A existência do pesadelo prolonga o tempo da narrativa do conto e caracteriza o ritmo da narração. O narrador faz referências para que o leitor adentre ao mundo sobrenatural, essa referência, segundo Hoffmann (2006) faz com que abra as possibilidades interpretativas do leitor. Por exemplo, no trecho “Eu, que felizmente estava em lugar onde não podia ser incomodado, estendi as pernas e entrei a olhar para o pano da boca [...]”, que faz com que o leitor, ainda que timidamente, perceba quando o personagem entra em estado de sono.
Ademais, há marcante ironia do autor no texto, bem como alusão moral no “Capitão Mendonça”, como se esse fosse uma indigestão literária, o pesadelo sofrido por Amaral, em virtude de “misturar” aborrecimentos (tido como arrufos, termo usado na época) com histórias de dramas excessivamente românticos, como consta do teatro que envolvia homicídios e abandonos, aparentando que essa combinação seria pesada demais para Amaral.

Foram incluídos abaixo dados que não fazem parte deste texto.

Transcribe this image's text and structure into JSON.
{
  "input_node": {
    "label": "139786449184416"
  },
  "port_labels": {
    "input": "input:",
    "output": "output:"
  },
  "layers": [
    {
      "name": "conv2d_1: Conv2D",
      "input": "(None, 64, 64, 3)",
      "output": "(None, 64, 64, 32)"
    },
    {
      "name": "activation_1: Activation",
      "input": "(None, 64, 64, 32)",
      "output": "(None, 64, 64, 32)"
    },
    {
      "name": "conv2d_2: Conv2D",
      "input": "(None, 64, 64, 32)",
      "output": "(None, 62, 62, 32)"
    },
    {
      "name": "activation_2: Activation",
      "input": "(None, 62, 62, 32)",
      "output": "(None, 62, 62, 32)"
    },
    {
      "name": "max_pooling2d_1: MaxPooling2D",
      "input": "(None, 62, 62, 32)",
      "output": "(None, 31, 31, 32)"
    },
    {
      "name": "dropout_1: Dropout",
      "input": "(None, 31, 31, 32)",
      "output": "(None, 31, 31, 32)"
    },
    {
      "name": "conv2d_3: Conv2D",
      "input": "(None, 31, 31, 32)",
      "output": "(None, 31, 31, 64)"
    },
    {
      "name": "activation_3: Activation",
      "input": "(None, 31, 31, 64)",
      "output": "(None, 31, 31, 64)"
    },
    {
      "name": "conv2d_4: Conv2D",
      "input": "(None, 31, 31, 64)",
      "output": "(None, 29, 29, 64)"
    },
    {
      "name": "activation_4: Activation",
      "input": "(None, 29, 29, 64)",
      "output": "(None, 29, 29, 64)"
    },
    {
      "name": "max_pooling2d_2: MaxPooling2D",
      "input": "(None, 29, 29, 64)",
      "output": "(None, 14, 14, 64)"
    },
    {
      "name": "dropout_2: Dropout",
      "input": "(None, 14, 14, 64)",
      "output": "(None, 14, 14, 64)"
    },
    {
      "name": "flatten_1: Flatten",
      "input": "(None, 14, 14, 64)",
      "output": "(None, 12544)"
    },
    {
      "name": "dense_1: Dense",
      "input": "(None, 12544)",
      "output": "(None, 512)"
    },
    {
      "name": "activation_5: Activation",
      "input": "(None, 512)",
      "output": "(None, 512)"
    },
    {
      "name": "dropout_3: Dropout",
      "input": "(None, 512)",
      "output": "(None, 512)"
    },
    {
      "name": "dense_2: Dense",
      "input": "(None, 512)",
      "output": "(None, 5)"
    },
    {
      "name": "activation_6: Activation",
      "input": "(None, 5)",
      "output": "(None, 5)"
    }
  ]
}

Dessa feita, é imprescindível compreender que a interpretação pela teoria da recepção leva-se em conta a visão de mundo e das experiências literárias daquele quem o texto interpreta, podendo, por isso, haver outras tantas interpretações cabíveis, como, por exemplo, uma visão mais científica a partir da criação laboratorial de Augusta. Diante do exposto, afirma-se que acerca da construção da comunicação entre texto e leitor, que só pode ser concebida a partir da leitura e interpretação da linguagem e das referências obtidas no texto, o que remonta, mais uma vez, a relevância atual da teoria da recepção, que traz à figura do leitor e sua avaliação serem tão importantes.
	
REFERÊNCIAS
ASSIS, Joaquim Maria Machado de. O capitão Mendonça. MAGALHÃES JR, Raimundo (org.). Contos recolhidos. Rio de Janeiro: Ediouro, 1956.

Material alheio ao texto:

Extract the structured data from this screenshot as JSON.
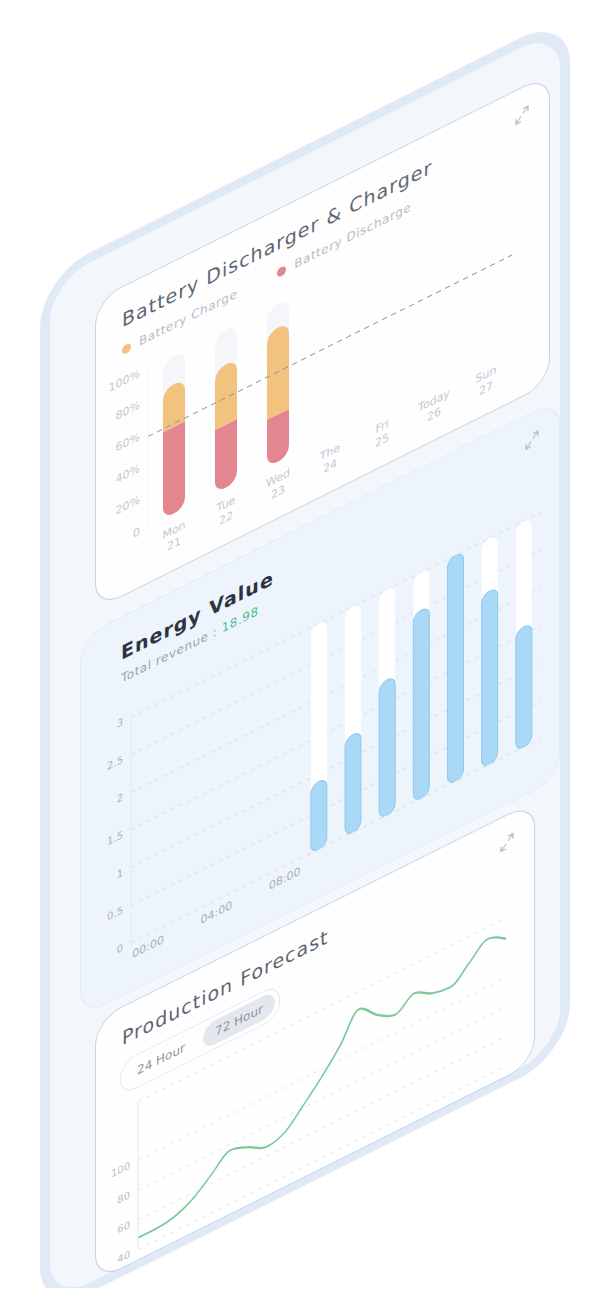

GUGEL, R. F.; LÂNGARO, C. S. O ensino da Literatura pautado na estética da recepção. In: Os desafios da Escola Pública Paranaense na perspectiva do professor PDE: artigos. v. 1, p. 2-20, 2013
HOFFMANN, E. T.A. O homem de areia. In: MOREIRA COSTA, Flávio (org.). Os melhores contos fantásticos . Rio de Janeiro: Nova Fronteira, 2006.
JAUSS, H. R.. A história da literatura como provocação à teoria literária. Tradução de Sérgio Tellaroli. São Paulo: Ática, 1994.